The next step for developing this technology involves showing how the system could be scaled up without diminishing its performance or limiting its ability to be integrated into textiles. Gogotsi and Inman anticipate MXene materials holding the key to translating a variety of technology into textile form. Not only can MXene ink be applied to most common textile substrate, but a number of MXene-based devices have also been demonstrated as proofs-of-concept.

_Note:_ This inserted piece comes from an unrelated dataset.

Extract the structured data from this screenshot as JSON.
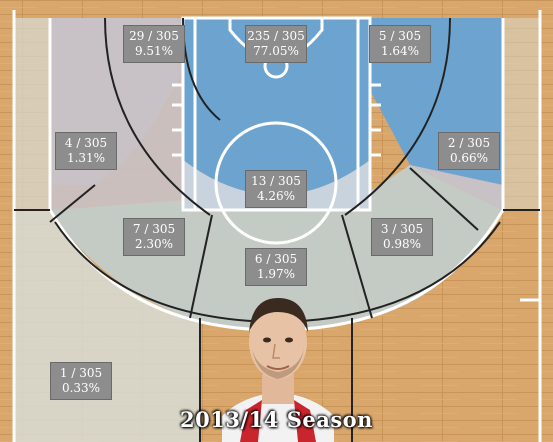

According to Inman, “the next steps come down to integration because we are producing enough power from the wireless charging to power a lot of different applications.” The fact that MXene may be utilised for a variety of different functions, such as conductive traces, antennas, and sensors, and that material mismatches won’t result in mechanical or electrical failure, is one significant way it can assist with this.

Accenture, LLP and the National Institutes of Health provided funding for the study.

Gogotsi and Inman were joined in this study by Raghav Garg and Flavia Vitale from the University of Pennsylvania; Jung Wook Park, Noah Pacik-Nelson, Eric M. Gallo, and Andreea Danielescu from Accenture Labs; and Bita Soltan Mohammadlou, Kateryna Shevchuk, James FitzPatrick, and Iryna Roslyk from Drexel.